ProjectSMILE II - Safety analysis and verification/validation of MachIne LEarning based systems

SMILE II - Safety analysis and verification/validation of MachIne LEarning based systems

SMILE II - Safety analysis and verification/validation of MachIne LEarning based systems

To increase the level of autonomy, future vehicles will depend on functions that rely on Deep machine learning (DML) whose correct behavior cannot be guaranteed by traditional software engineering approaches. Furthermore, crucial parts in ISO 26262 are not well defined for addressing autonomous systems, and certain process requirements and recommendations are not applicable for the development of machine learning in the domains of specification, design, and testing. Based on the findings from the SMILE concept study (Englund et al. 2017), we have identified a series of opportunities that can improve the robustness when utilizing DML-based perception for autonomous vehicles.

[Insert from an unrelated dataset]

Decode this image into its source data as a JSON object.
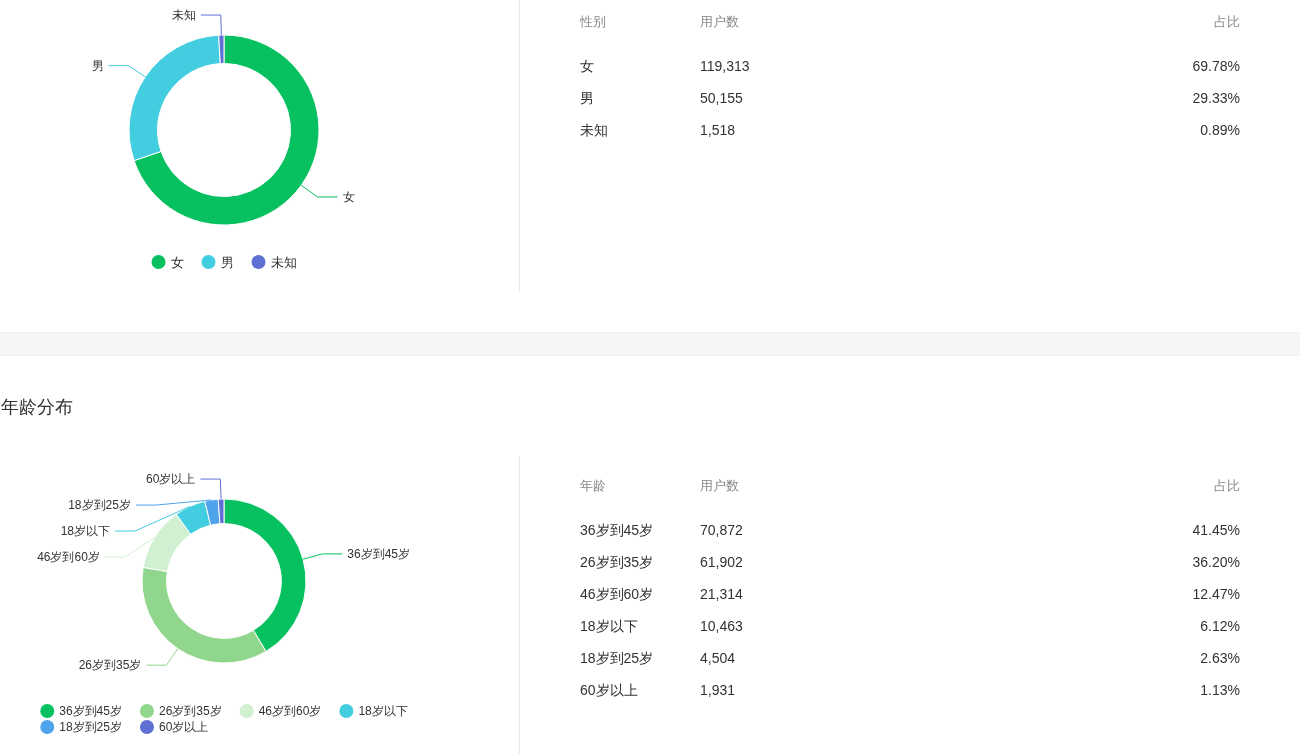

The SMILE II project focuses on developing methods that allow DML-based functions to be included into safety critical vehicular applications. The proposed approach in this application constitutes the second out of three planned parts of the research endeavour, i.e., a three stage SMILE research program. In this project (SMILE II), we focus on designing a safety cage encapsulating the DML component. The focus in this project will be around verifying that the input data that is captured during run-time (from perception sensors) is representative for the model, thus, the models should only act on data that comes from the same distribution as that used for training the models. Thus, during training, the data that goes into the DML is something that it recognises and is trained to act upon. The safety cage will increase the reliability of the predictions by ensuring that the DML acts within a valid design space. In addition, we aim to explore how the data from outside of the training region of the models, could be used for updating models.

The next phase of the SMILE research program (SMILE III) will concern the actions to be made if the data is considered to come from outside of the training space, i.e., the design of an alternative model for handling this data should be made. Additionally, the aim is to have (at least) 3 PhD students associated to the program, enrolled at e.g. Chalmers, Lund University and Halmstad University. The results from the project are of interest for actors that want to use machine learning in safety critical applications. 

The main applicant of this project is RISE Viktoria, and other partners are RISE SICS, QRTECH, Semcon, Volvo Cars and Volvo Technology AB. The project will run from October 2017 to September 2019 and is funded by Vinnova within the FFI - Machine Learning call.